2. I lavoratori della prima ora mormorarono perché il padrone aveva trattato quelli dell’ultima ora come loro.
Pensavano tra sé e sé: “Se a noi ha pattuito per un denaro a costoro darà di meno”.
Ma ecco la sorpresa: anche a questi dà un denaro.
I lavoratori della prima ora avranno pensato: vorrà dire che a noi, che abbiamo sopportato il peso della giornata e il caldo, darà qualcosa di più.
Invece ecco un’altra sorpresa, questa volta amara: a loro ha dato il denaro pattuito e nulla più.
Per questo se ne andarono mormorando.
Ma il padrone rivolgendosi a uno di loro disse: “Amico, io non ti faccio torto.

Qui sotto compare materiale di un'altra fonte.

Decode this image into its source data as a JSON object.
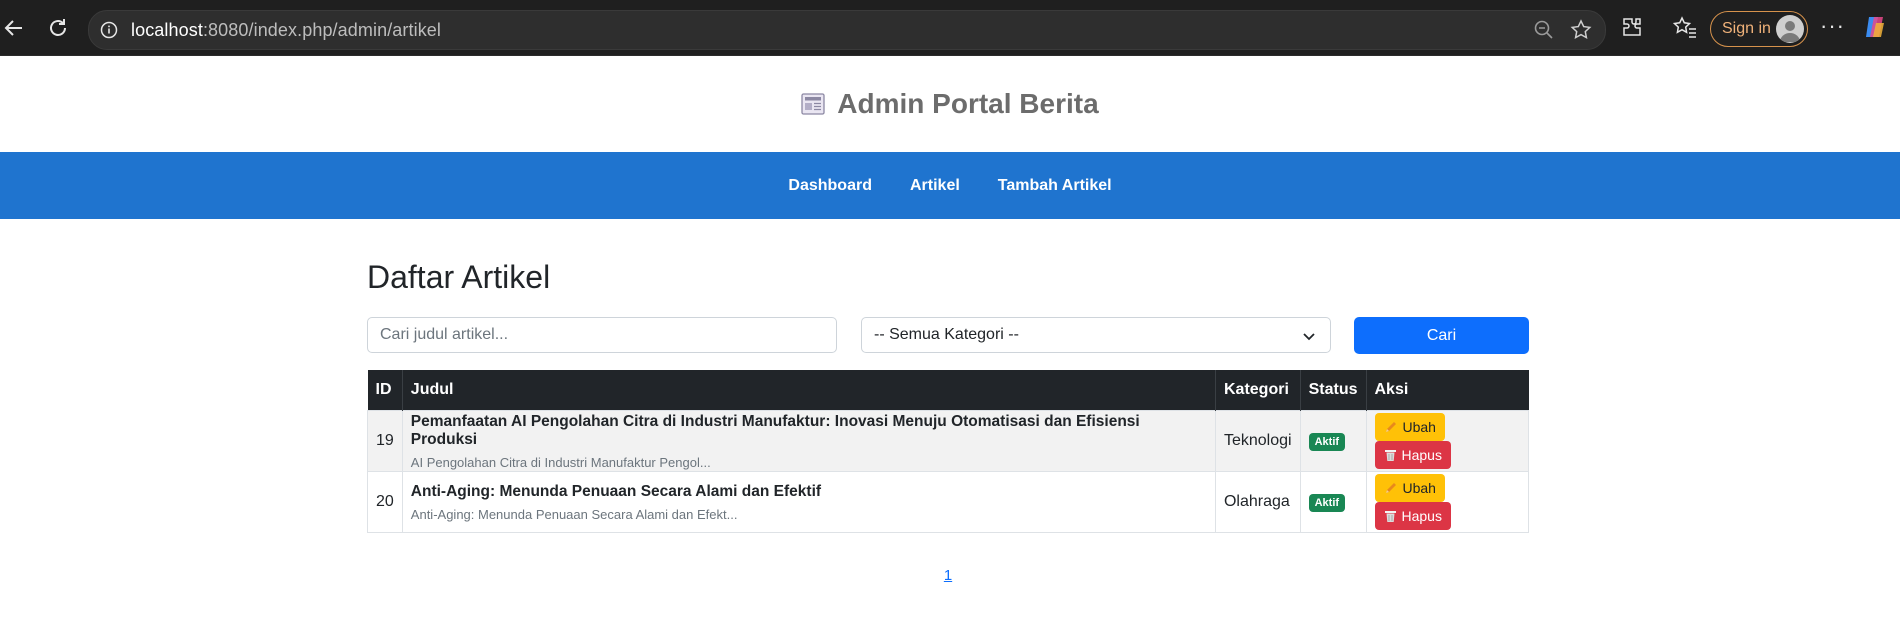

Delle cose mie non posso fare quello che voglio?” (Mt 20,13.15).

3. È vero, non fece loro torto perché diede secondo il pattuito e secondo giustizia.
Ma essi erano dispiaciuti perché con gli ultimi era stato generoso, mentre con loro era stato solo giusto.
Sarebbero stati più soddisfatti se agli ultimi avesse dato qualche cosa di meno.
Il loro dispiacere era motivato dunque non dall’ingiustizia, ma dall’invidia.

4. Questo è il pensiero attribuito al Crisostomo: “Non si dolevano come se fossero defraudati della loro ricompensa, ma perché quelli avevano ricevuto più di quanto meritavano.
Così infatti si dolgono gli invidiosi quando si aggiunge qualcosa a un altro, come se fosse sottratto a loro.
Dal che risulta chiaro che l’invidia nasce dalla vanagloria: infatti uno si duole di essere secondo poiché desidera essere primo”.

5. Beninteso, si tratta di una parabola e in quanto tale vuole dire una grande cosa: gli ebrei – che erano stati chiamati ad essere il popolo eletto fin dalla prima ora – non dovevano pensare di ricevere un trattamento superiore a quello dei pagani convertiti al Dio vero, a Gesù Cristo, solo all’ultima ora.
Essere stati chiamati a servire Dio fin dalla prima ora ed essere sottratti ai demoni (perché servire gli idoli era la stessa cosa che servire ai demoni), ricevere tanti benefici e tanta protezione non era un merito, ma un vanto.
E il Signore ha voluto dare anche agli ultimi (ai pagani, e cioè a noi che ne siamo i discendenti) quanto ha dato ai primi: la grazia di poterlo conoscere, amare e possedere.

6. Per questo Sant’Agostino diceva “Servire Deo regnare est” (servire Dio è regnare).
È una grazia conoscere Dio, amarlo, essere suoi intimi e amici.
È una grazia ancora più grande per quelli che sono stati chiamati fin dalla prima ora, soprattutto per quelli che non hanno fatto l’esperienza di essere stati dominati dal peccato e dal suo padrone.

Con l’augurio che anche tu viva sempre in rendimento di grazie per il grande dono ricevuto, ti ricordo al Signore e ti benedico.